In the embodiment of Fig. 5, the installation and replacement of the spin-forming insert 31 is particularly simple, and it will henceforth ensured that all overflow channels is impressed on the swirl component. This version is also particularly suitable if - as shown in DE-PS 26 32 082 - the overflow channel is a conical jacket-shaped slot that starts from an annular channel. In the embodiment shown in FIG. 5, the insert is inserted into the gas supply duct, which lies in front of the ring duct or the overflow duct or the overflow ducts. The insert can be installed, removed and replaced by loosening the connection piece.

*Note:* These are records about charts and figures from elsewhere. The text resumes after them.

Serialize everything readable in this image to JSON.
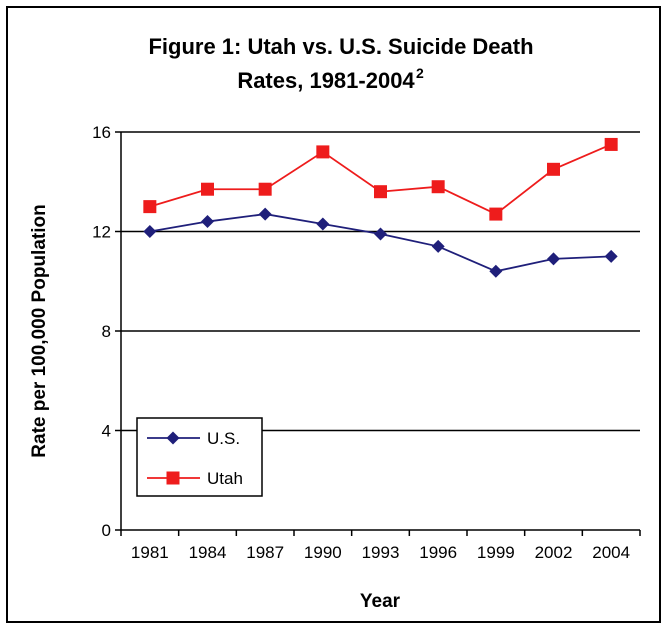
{
  "chart_data": {
    "type": "line",
    "title_line1": "Figure 1: Utah vs. U.S. Suicide Death",
    "title_line2": "Rates, 1981-2004",
    "title_superscript": "2",
    "xlabel": "Year",
    "ylabel": "Rate per 100,000 Population",
    "categories": [
      "1981",
      "1984",
      "1987",
      "1990",
      "1993",
      "1996",
      "1999",
      "2002",
      "2004"
    ],
    "yticks": [
      "0",
      "4",
      "8",
      "12",
      "16"
    ],
    "ylim": [
      0,
      16
    ],
    "grid": "horizontal",
    "legend_position": "bottom-left",
    "series": [
      {
        "name": "U.S.",
        "color": "#1f1f7a",
        "marker": "diamond",
        "values": [
          12.0,
          12.4,
          12.7,
          12.3,
          11.9,
          11.4,
          10.4,
          10.9,
          11.0
        ]
      },
      {
        "name": "Utah",
        "color": "#ee1c1c",
        "marker": "square",
        "values": [
          13.0,
          13.7,
          13.7,
          15.2,
          13.6,
          13.8,
          12.7,
          14.5,
          15.5
        ]
      }
    ]
  }
}
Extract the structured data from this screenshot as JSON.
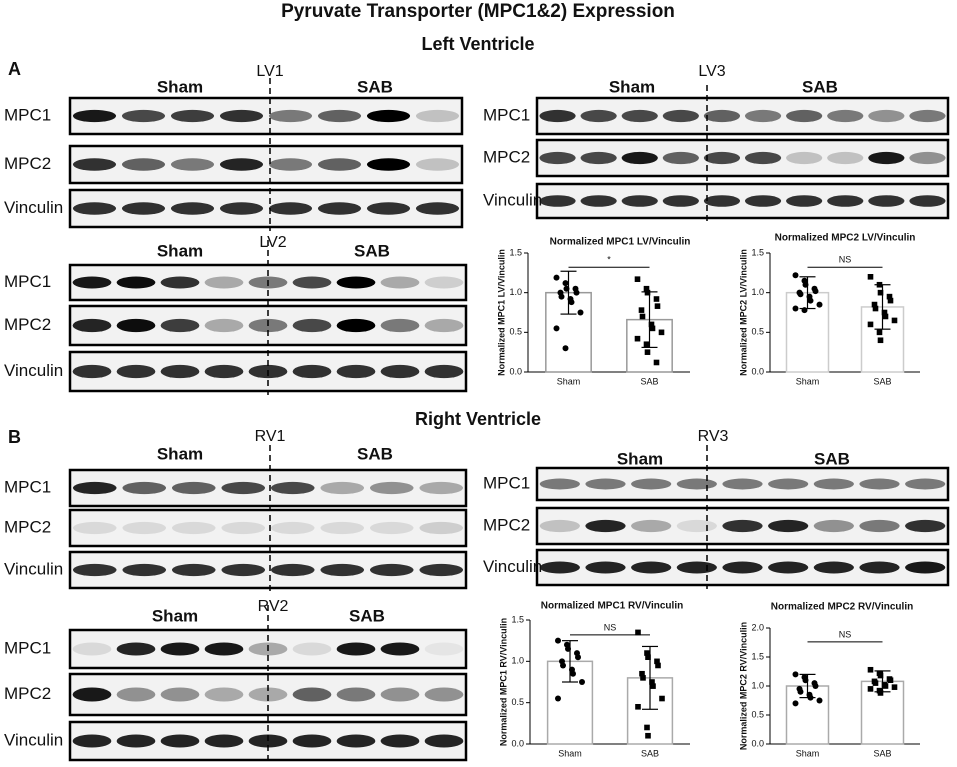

In all the measures shown, the gas flow that is in the Nozzle is guided, a rectified twist is impressed. It shows that the treatment result and in particular in particular, the texturing significantly improved, the process management simplified and reliable, the gas and Heat consumption is reduced. Especially hot gas come in special hot air, but also water vapor, especially hot steam into consideration.  

List of reference symbols

1 first texturing nozzle half
2 second texturing nozzle half
3 storage chamber
4 guide bodies
5 pistons
6 machine frame
7 cylinder space
8 bracket
9 Hot air connection, gas supply duct
10 ring channel, distribution channel
11 tap hole, overflow channel
12 thread channel
13 centering bolts
14 center hole
15 cross slots
16 longitudinal slots
17 membrane
18 sealing frame, seal
19 holding frame
20 connecting channel
21 longitudinal plane, parting plane
22 slot
23 thread plugs
24 conveyor wheels
25 extension
26 support
27 arrow
28 godet
29 thread channel axis
30 coil spring
31 use
32 helical groove
33 central channel

Claims (7)

1. Gas nozzle, through which a false twist is given to a running thread, with a thread channel in which the thread is guided and a gas stream is blown in the direction transverse to the thread direction, the gas nozzle having gas channels for supplying gas, characterized in that at least one of the gas channels has a helical channel guide through which a swirl component is impressed on the gas stream flowing therein before flowing into the thread channel, whose swirl axis lies in the direction of flow. 2. Gas nozzle according to claim 1, characterized in that the helical channel through a cylindrical Use is achieved in the cylindrical gas channel is fitted and in the cylinder jacket one of the axial start to the axial end of the insert extending, helical groove is formed. 3. Gas nozzle according to claim 2, characterized in that the swirl insert also has a helical groove Central channel owns. 4. Gas nozzle according to one of claims 1 to 3, characterized in that the gas supply through at least one overflow channel takes place, which lies on the surface of a cone, the Axis coincides with the thread channel axis, and that the overflow channel with a helical Channel guidance is provided through which a gas flow Swirl component is impressed.   5. Gas nozzle according to one of claims 1 to 3, characterized in
that the gas supply through a common distribution channel, which is connected to the gas supply, takes place at least two overflow channels which extend between the distribution channel and the thread channel and lie on the surface of a cone, the cone axis of which coincides with the thread channel axis,
and that the distribution channel has sections of a helical channel in front of or between the branches of the overflow channels. 6. Gas nozzle according to one of claims 1 to 3, characterized in
that the gas is supplied via a gas supply duct, a distributor duct and through overflow ducts which connect the distributor duct to the thread duct,
and that the gas supply channel has a helical channel guide. 7. Gas nozzle according to one of the preceding claims, characterized in
that the gas nozzle is divided on a cutting plane which cuts the thread channel over its entire length for the purpose of thread insertion,
wherein the gas channels with helical channel guide shares one of the gas nozzle parts.